Polisi terus mengusut kasus ini sehingga kondisi mengenaskan penghuni panti pun terungkap ke publik.
Bahkan Kepala Dinas Sosial Riau, Syarifuddin mengatakan banyak penghuni panti sakit karena makan tidak teratur dan tidak steril. Ia bahkan mengatakan penghuni panti sampai makan kecoak dan makanan bekas tikus.

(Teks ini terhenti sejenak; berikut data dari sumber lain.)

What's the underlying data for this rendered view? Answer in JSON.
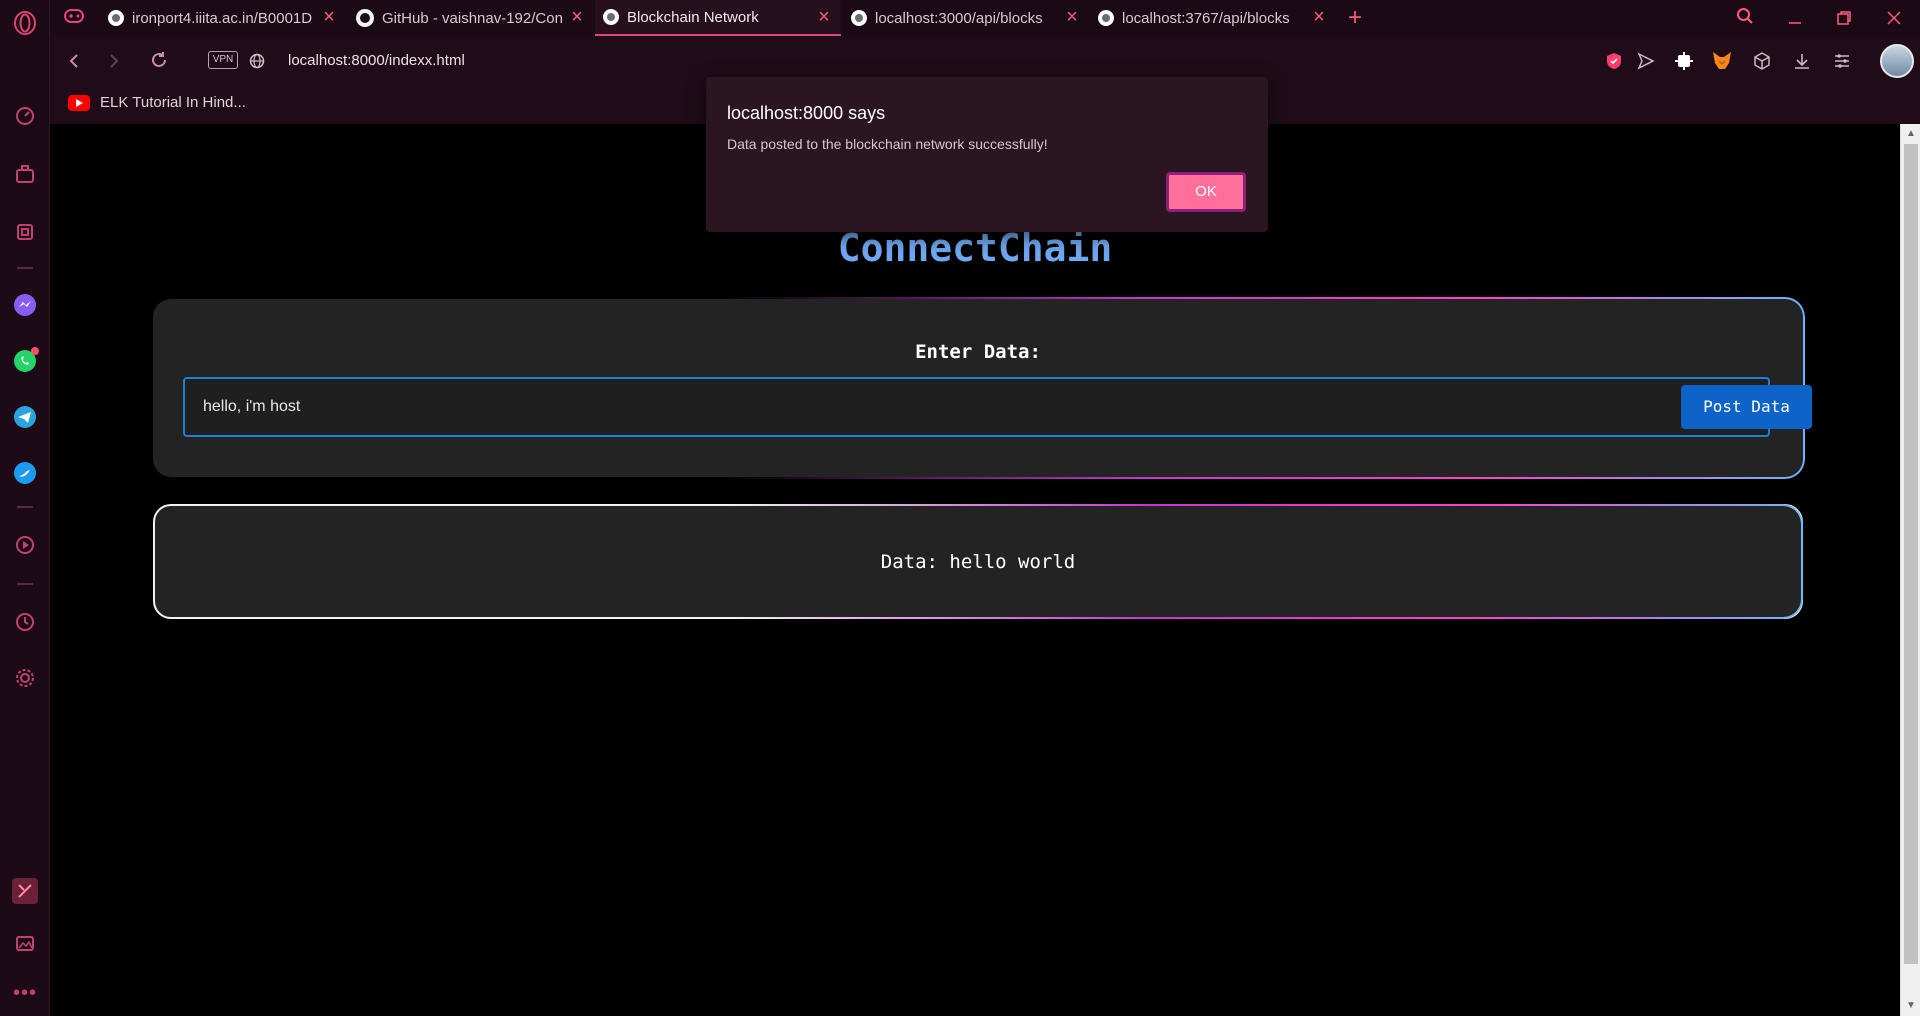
{
  "browser": {
    "tabs": [
      {
        "title": "ironport4.iiita.ac.in/B0001D",
        "icon": "globe-icon"
      },
      {
        "title": "GitHub - vaishnav-192/Con",
        "icon": "github-icon"
      },
      {
        "title": "Blockchain Network",
        "icon": "globe-icon",
        "active": true
      },
      {
        "title": "localhost:3000/api/blocks",
        "icon": "globe-icon"
      },
      {
        "title": "localhost:3767/api/blocks",
        "icon": "globe-icon"
      }
    ],
    "vpn_label": "VPN",
    "url": "localhost:8000/indexx.html",
    "bookmarks": [
      {
        "label": "ELK Tutorial In Hind..."
      }
    ]
  },
  "page": {
    "title": "ConnectChain",
    "input_label": "Enter Data:",
    "input_value": "hello, i'm host",
    "post_button": "Post Data",
    "data_display": "Data: hello world"
  },
  "dialog": {
    "title": "localhost:8000 says",
    "message": "Data posted to the blockchain network successfully!",
    "ok_label": "OK"
  },
  "colors": {
    "accent": "#e0457b",
    "title_blue": "#6fa8f2",
    "button_blue": "#0d63c7",
    "ok_pink": "#ff6f9b"
  }
}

“Keterangan dari salah satu penghuni Panti Asuhan Tunas Bangsa di jalan Singgalang itu, mereka makan itu (kecoa). Selain itu, makanan mereka tidak steril, bekas dimakan tikus pun dimakan lagi,” katanya, Senin (30/1/2017).
Kondisi mengerikan itu membuat penghuni yang tadinya normal menjadi gila karena stres.
Syarifudin meminta kepolisian untuk terus mengusut kasus kematian Zikli dan dugaan adanya eksploitasi anak dan orang dewasa. Sebab, ada informasi mereka dijual dan diperlakukan tidak manusiawi oleh pengelola panti.
“Kita minta kepada polisi untuk mengusut kasus pidana yang terjadi di panti itu serta eksploitasi. Kan ada undang-undang perlindungan anak, itu yang harus diusut sampai tuntas,” pungkas Syarifudin.
Saat ini penghuni panti asuhan tersebut telah dievakuasi oleh unit PPA Polresta Pekanbaru, Dinsos dan Lembaga Perlindungan Anak (LPA) Riau.